Can you tell I'm in a little bit of a funk here?
This is my 3rd assessment day with Roo. They have them twice a year, so we had his initial evaluation right after he was diagnosed, his first follow-up in January of this year, and now today. We review what his goals were for the preceding 6 months, look at the current evaluations from his therapists, and make new goals. I'll be honest, out of every hurdle we have faced since Roo's Down syndrome diagnosis, the assessment days are the hardest for me.
Words like "at risk" and "below normal range" flood the reports. Some of the goals from the last assessment just got copied right into the new one. Age ranges for his development don't go above 12 months, and most of them are below that.
This is hard.
In my life I've become very familiar with the things people say to be supportive that probably shouldn't be said. Since Roo's diagnosis, I have heard over and over again, "Oh, I just know he's going to be high-functioning!" This is usually given along with some rock solid evidence, such as "he's just so cute" or "he's so sweet" or my personal favorite "just look at him--you can't even tell anything is wrong with him!" (I'm going to leave that one alone because if I start, my head just might explode.) But guess what... there's just no way to know. And every single time I look at these assessments and I see that he's behind, I feel like I'm letting someone down. Like one of those people who just know how high-functioning he could be will wonder what he might be able to do if he had a mom who was doing more for him. And worst of all, I feel like I'm letting him down.
Don't get me wrong. I am well aware that he is not going to develop like a typical child. But that doesn't make it easy. And harder still are all of the people I "know" (some in real life, some through blogging) who have kids Roo's age with DS... and they are so much farther along. They are saying words and cruising and picking out the right picture in a group and doing all of these great things... And we're just not there. And we're not even close.
And mom guilt is a killer.
Am I not working with him enough? Should I be pushing harder? Is it because of his weight gain issues--is that slowing down his overall development? Is there something more I should be doing? Or worse yet, does this disappointment make it seem like I am disappointed in my child?
I'm not, by the way. I am head over heels in love with my child. But sometimes I wish we could just raise him in a bubble, where there's no one else to compare him to, no expectations.

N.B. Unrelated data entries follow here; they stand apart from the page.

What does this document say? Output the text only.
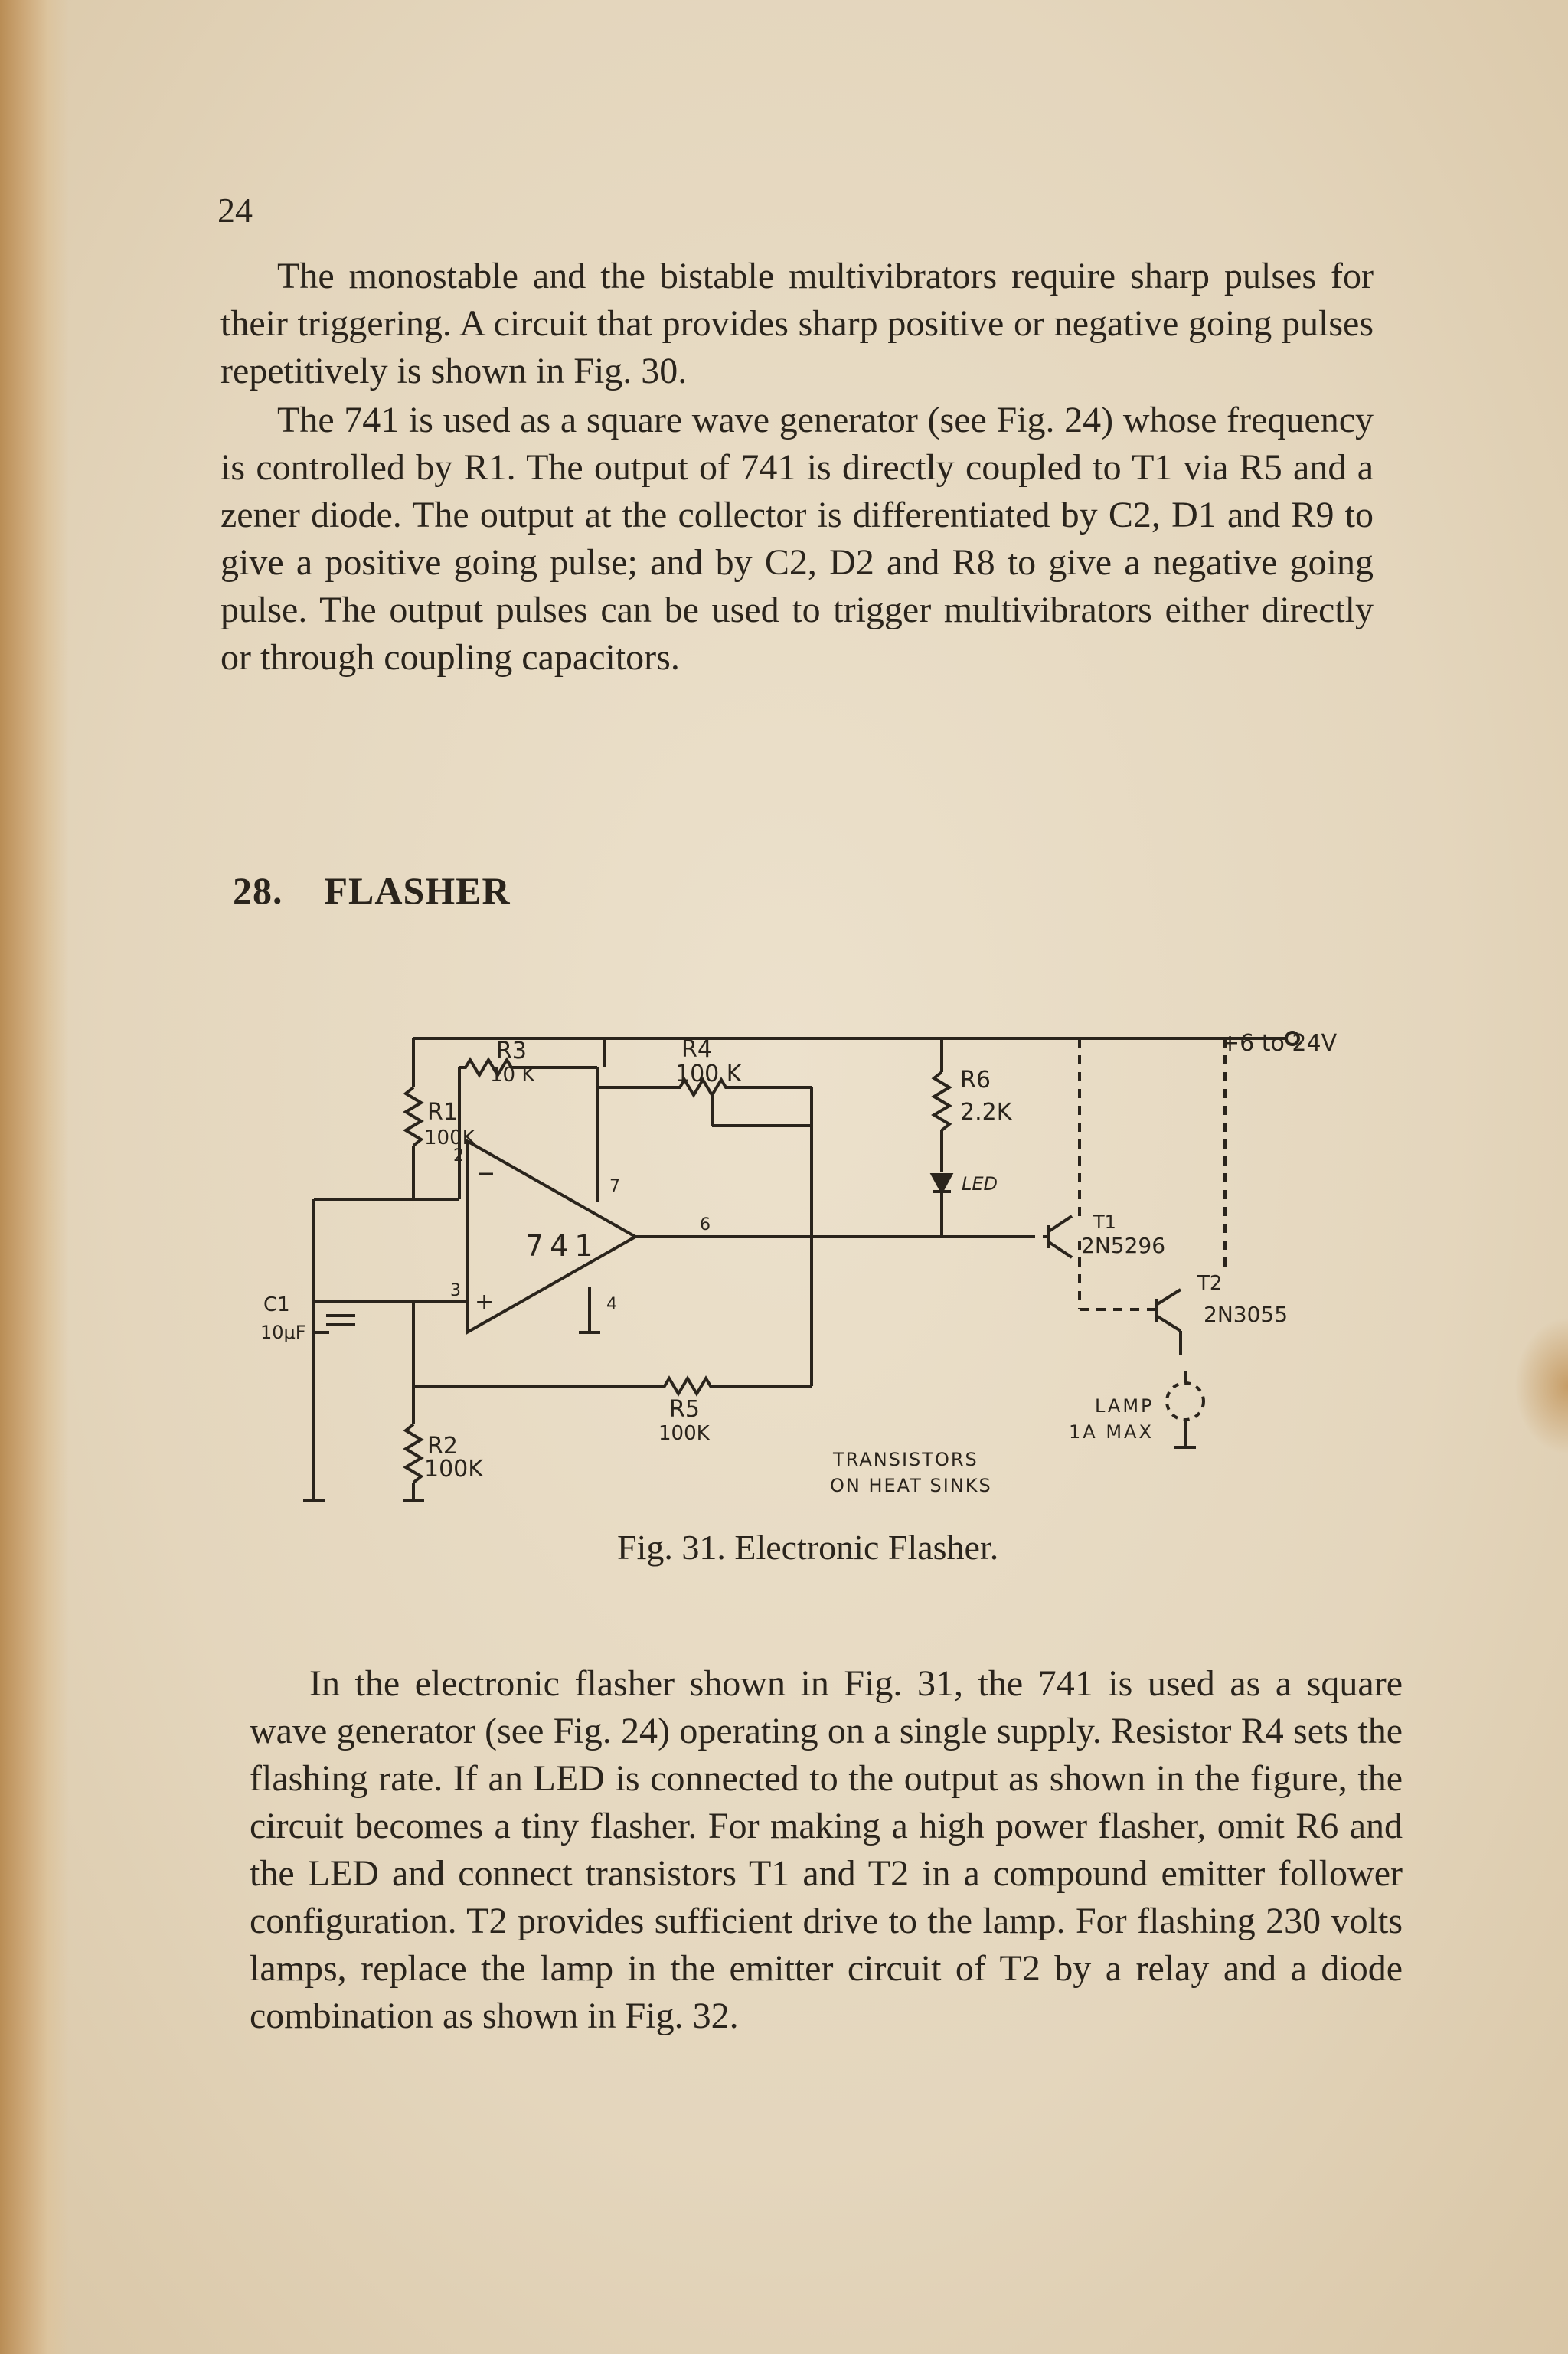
24

The monostable and the bistable multivibrators require sharp pulses for their triggering. A circuit that provides sharp positive or negative going pulses repetitively is shown in Fig. 30.

The 741 is used as a square wave generator (see Fig. 24) whose frequency is controlled by R1. The output of 741 is directly coupled to T1 via R5 and a zener diode. The output at the collector is differentiated by C2, D1 and R9 to give a positive going pulse; and by C2, D2 and R8 to give a negative going pulse. The output pulses can be used to trigger multivibrators either directly or through coupling capacitors.

28. FLASHER
R3
10 K
R4
100 K
R1
100K
R2
100K
R5
100K
R6
2.2K
C1
10μF
741
2
3
4
6
7
−
+
LED
T1
2N5296
T2
2N3055
+6 to 24V
LAMP
1A MAX
TRANSISTORS
ON HEAT SINKS
Fig. 31. Electronic Flasher.

In the electronic flasher shown in Fig. 31, the 741 is used as a square wave generator (see Fig. 24) operating on a single supply. Resistor R4 sets the flashing rate. If an LED is connected to the output as shown in the figure, the circuit becomes a tiny flasher. For making a high power flasher, omit R6 and the LED and connect transistors T1 and T2 in a compound emitter follower configuration. T2 provides sufficient drive to the lamp. For flashing 230 volts lamps, replace the lamp in the emitter circuit of T2 by a relay and a diode combination as shown in Fig. 32.
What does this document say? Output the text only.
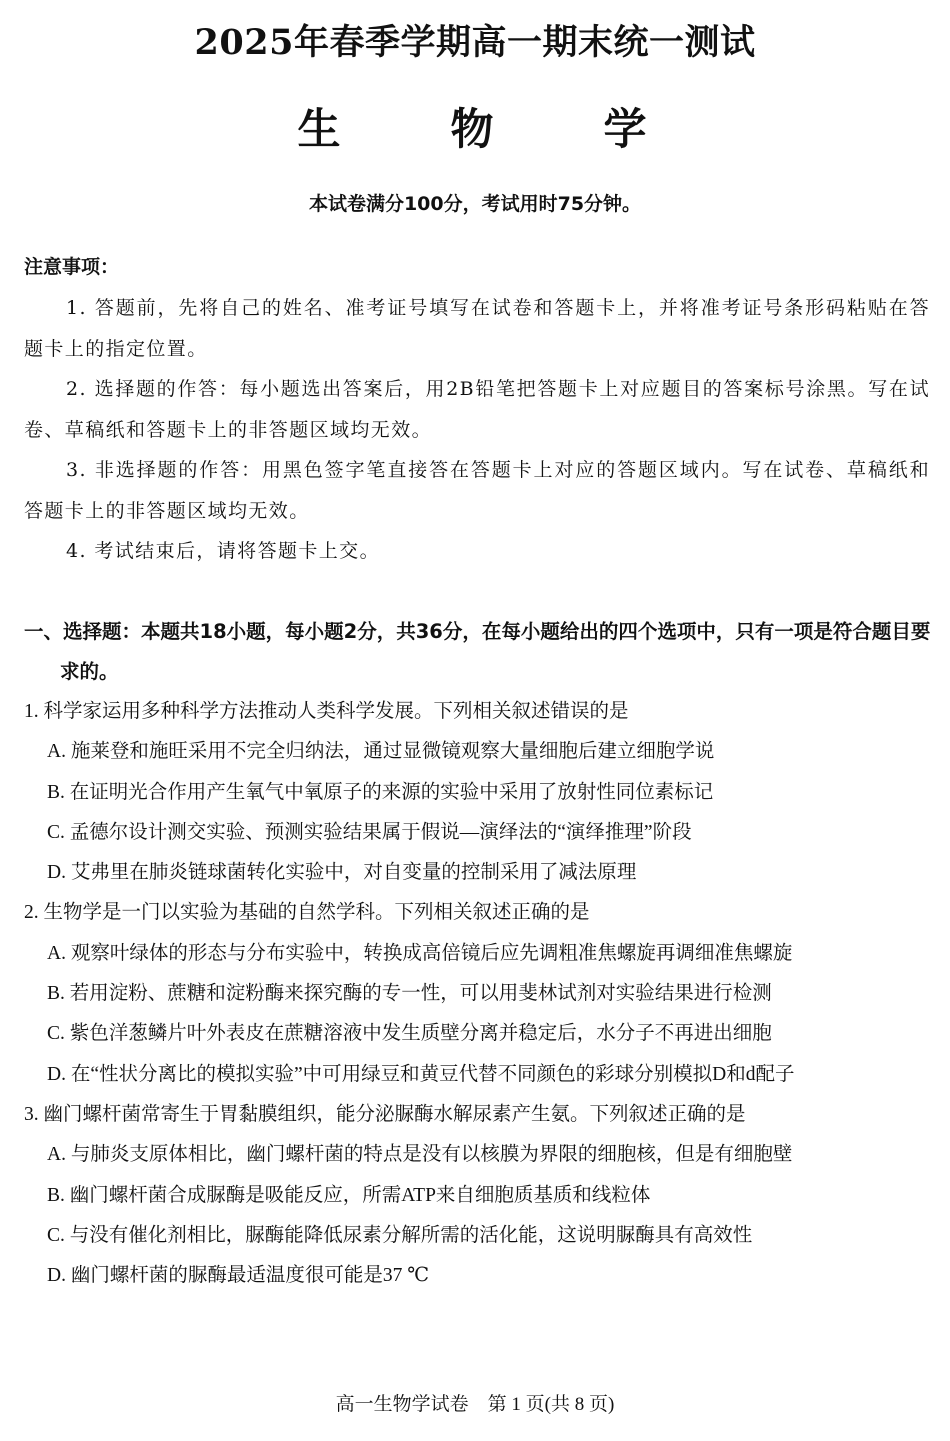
2025年春季学期高一期末统一测试
生 物 学
本试卷满分100分，考试用时75分钟。
注意事项：

1. 答题前，先将自己的姓名、准考证号填写在试卷和答题卡上，并将准考证号条形码粘贴在答题卡上的指定位置。

2. 选择题的作答：每小题选出答案后，用2B铅笔把答题卡上对应题目的答案标号涂黑。写在试卷、草稿纸和答题卡上的非答题区域均无效。

3. 非选择题的作答：用黑色签字笔直接答在答题卡上对应的答题区域内。写在试卷、草稿纸和答题卡上的非答题区域均无效。

4. 考试结束后，请将答题卡上交。

一、选择题：本题共18小题，每小题2分，共36分，在每小题给出的四个选项中，只有一项是符合题目要求的。

1. 科学家运用多种科学方法推动人类科学发展。下列相关叙述错误的是

A. 施莱登和施旺采用不完全归纳法，通过显微镜观察大量细胞后建立细胞学说

B. 在证明光合作用产生氧气中氧原子的来源的实验中采用了放射性同位素标记

C. 孟德尔设计测交实验、预测实验结果属于假说—演绎法的“演绎推理”阶段

D. 艾弗里在肺炎链球菌转化实验中，对自变量的控制采用了减法原理

2. 生物学是一门以实验为基础的自然学科。下列相关叙述正确的是

A. 观察叶绿体的形态与分布实验中，转换成高倍镜后应先调粗准焦螺旋再调细准焦螺旋

B. 若用淀粉、蔗糖和淀粉酶来探究酶的专一性，可以用斐林试剂对实验结果进行检测

C. 紫色洋葱鳞片叶外表皮在蔗糖溶液中发生质壁分离并稳定后，水分子不再进出细胞

D. 在“性状分离比的模拟实验”中可用绿豆和黄豆代替不同颜色的彩球分别模拟D和d配子

3. 幽门螺杆菌常寄生于胃黏膜组织，能分泌脲酶水解尿素产生氨。下列叙述正确的是

A. 与肺炎支原体相比，幽门螺杆菌的特点是没有以核膜为界限的细胞核，但是有细胞壁

B. 幽门螺杆菌合成脲酶是吸能反应，所需ATP来自细胞质基质和线粒体

C. 与没有催化剂相比，脲酶能降低尿素分解所需的活化能，这说明脲酶具有高效性

D. 幽门螺杆菌的脲酶最适温度很可能是37 ℃

高一生物学试卷　第 1 页(共 8 页)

There's actually a popular phrase in the DS world right now: Expect, don't accept. It's true--for a long time, a diagnosis of Down syndrome came with the idea that you just had to accept that your child wouldn't be able to do or learn or contribute much of anything. Thank God that isn't the case now. I have great expectations for Roo. But where is the line? He's a 15-month-old baby boy. All of my high expectations don't mean a thing if he's just not ready to do something.
So for today, I'm expecting my sweet baby boy to take a good nap while I shed a few tears. And I expect that he will wake up on his own timetable, not on mine, and that he will continue to melt my heart with his smiles and laughter and his little frog-hop crawl. I expect that he'll be happy most of the day, that he'll cry when he bumps his head, that he'll throw every toy that he picks up, just like he usually does. And I expect tomorrow will worry about itself.